Pemerintah melahirkan regulasi dimaksud guna menciptakan perlindungan sistem penyangga kehidupan, ditujukan bagi terpeliharanya proses ekologis yang menunjang kelangsungan kehidupan untuk meningkatkan kesejahteraan masyarakat dan mutu kehidupan manusia.

Serta sistem penyangga kehidupan, merupakan satu proses alami dari berbagai unsur hayati dan non hayati yang menjamin kelangsungan kehidupan makhluk hidup.          

Dua hal yang menjadi tujuan regulasi itu tertuang dalam UU Nomor 5 Tahun 1990 tentang Konservasi Sumber Daya Alam Hayati dan Ekosistemnya, serta  Peraturan Pemerintah (PP) Nomor 7 Tahun 1999 tentang Pengawetan Jenis Tumbuhan dan Satwa, justru tidak diindahkan.           

Anehya, perdagangan margasatwa yang banyak berasal dari areal perkebunan itu pun marak, disebabkan minimnya kontrol dari pihak-pihak yang berkompeten.           

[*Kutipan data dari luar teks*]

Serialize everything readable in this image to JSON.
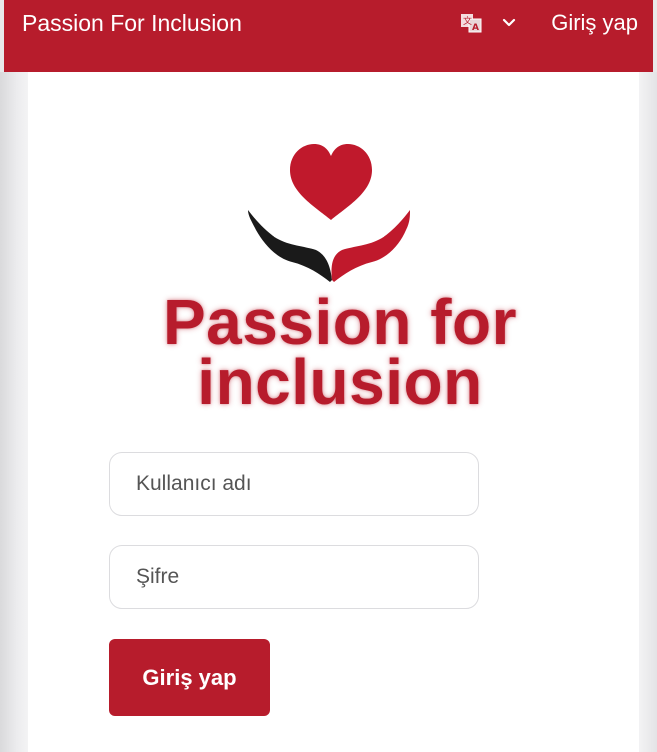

Salah seorang 'makelar' margasatwa, Agus, warga Desa Sidomulyo, Kecamatan Bilah Hilir, ketika dikonfirmasi, beberapa waktu lalu, kepada wartawan mengaku dirinya membeli berbagai jenis margasatwa yang dilindungi pemerintah.         

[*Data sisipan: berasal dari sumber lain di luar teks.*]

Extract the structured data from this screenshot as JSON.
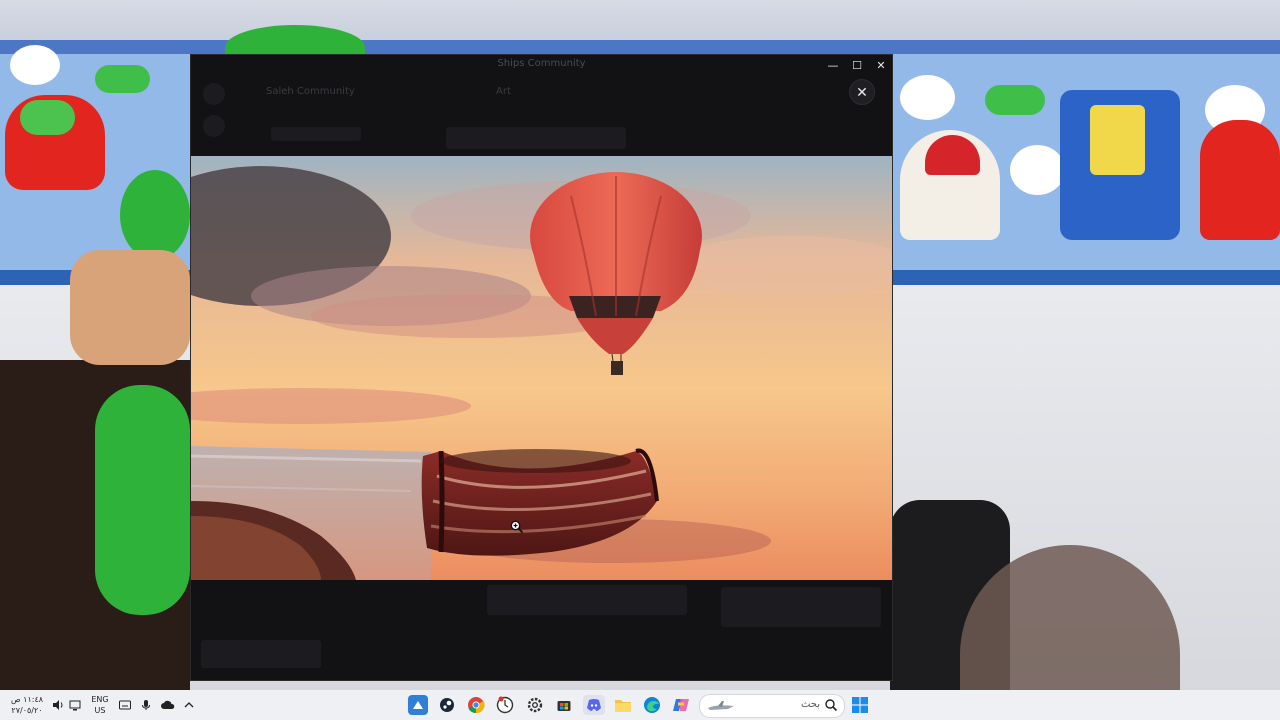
{
  "window": {
    "title": "Ships Community",
    "minimize_label": "—",
    "maximize_label": "☐",
    "close_label": "✕",
    "viewer_close_label": "✕"
  },
  "dimmed_ui": {
    "server_name": "Saleh Community",
    "channel_name": "Art"
  },
  "taskbar": {
    "clock_time": "١١:٤٨ ص",
    "clock_date": "٢٧/٠٥/٢٠",
    "lang_line1": "ENG",
    "lang_line2": "US",
    "search_placeholder": "بحث",
    "apps": [
      "whiteboard-app",
      "steam",
      "chrome",
      "clock-app",
      "settings",
      "store",
      "discord",
      "file-explorer",
      "edge",
      "copilot"
    ]
  }
}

“Benar, saya beli ular, biawak, penyu yang dijual warga,”ungkap Agus.

Menanggapi maraknya perdagangan margasatwa dipesisir pantai Labuhanbatu, Ketua  Yayasan Konservasi Bumi Lestari Indonesia Kabupaten Labuhanbatu, Haray Sam Munthe melalui selulernya, Senin (25/9/2017) mengatakan, perusahaan perkebunan harus bertanggung-jawab terhadap satwa-satwa yang ada didalam areal perkebunannya serta berkewajiban membuat hutan mikro sebagai rumah bagi berbagai jenis satwa  serta melakukan pendataan, monitoring serta patrol terhadap satwa yang ada didalam areal kebun.   

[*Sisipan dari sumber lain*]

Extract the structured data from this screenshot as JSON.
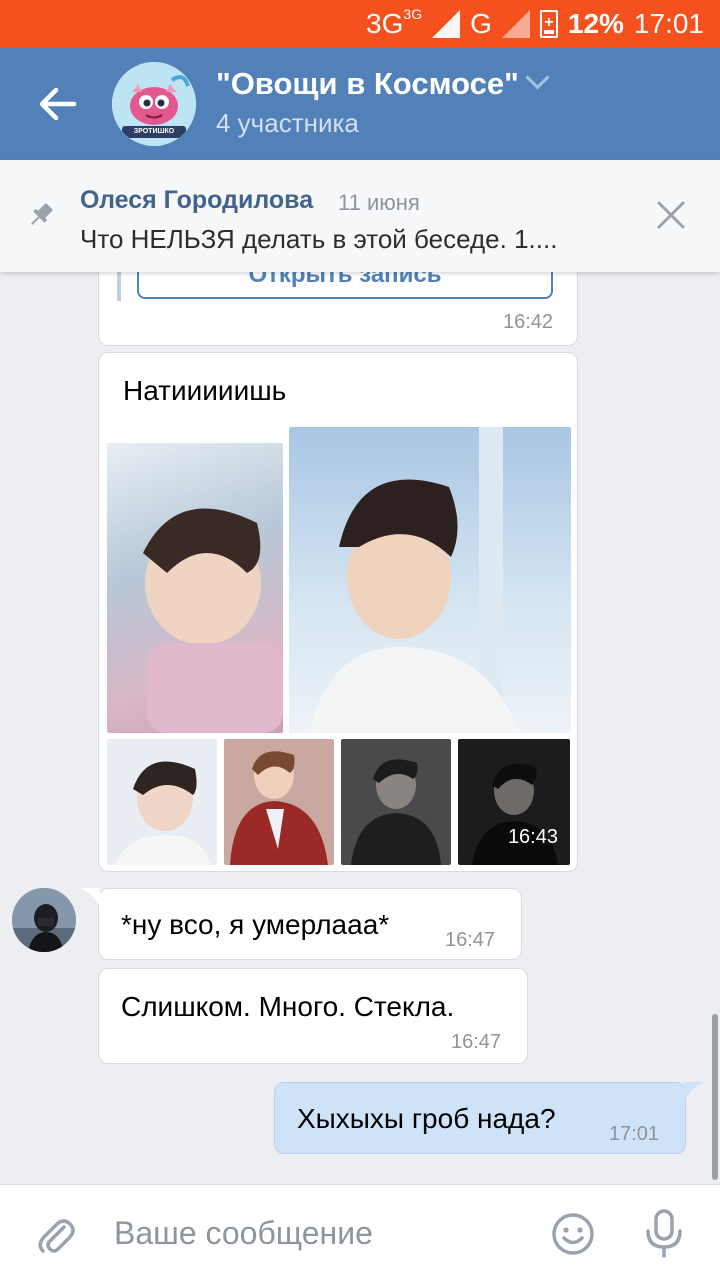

“Perusahaan harus bertanggungjawab terhadap keberlangsungan berbagai jenis satwa serta berkewajiban buat hutan mikro,” terang penggiat lingkungan itu.

Pihaknya berharap, Polres Labuhanbatu melakukan tindakan terhadap para pelaku perniagaan satwa yang sedang terjadi guna menghindari kepunahan spesiesnya.          

Kanit Ekonomi Polres Labuhanbatu, Iptu Gali Ramadhan ketika dimintai komentar melalui selularnya, Selasa (26/9/2017) kepada wartawan mengatakan, pihaknya akan menindak lanjuti.

Ia mengaku masih di Medan, namun akan segera pulang karena tugas-tugas yang sudah menanti. “Saya masih di Medan, malam ini pulang, akan ditindaklanjuti, makasih infonya, pak,”katanya mengakhiri.          

Sebagaimana diketahui, para makelar margasatwa itu sudah lama beroperasi, seperti yang berada di Kelurahan Negeri Baru, Dusun Bangun Sari, di Desa Negerilama Seberang, Dusun Alfajar, Kecamatan Bilah Hilir juga di Simpang Ajamu, Kecamatan Panai Hulu, diketahui berinisial A.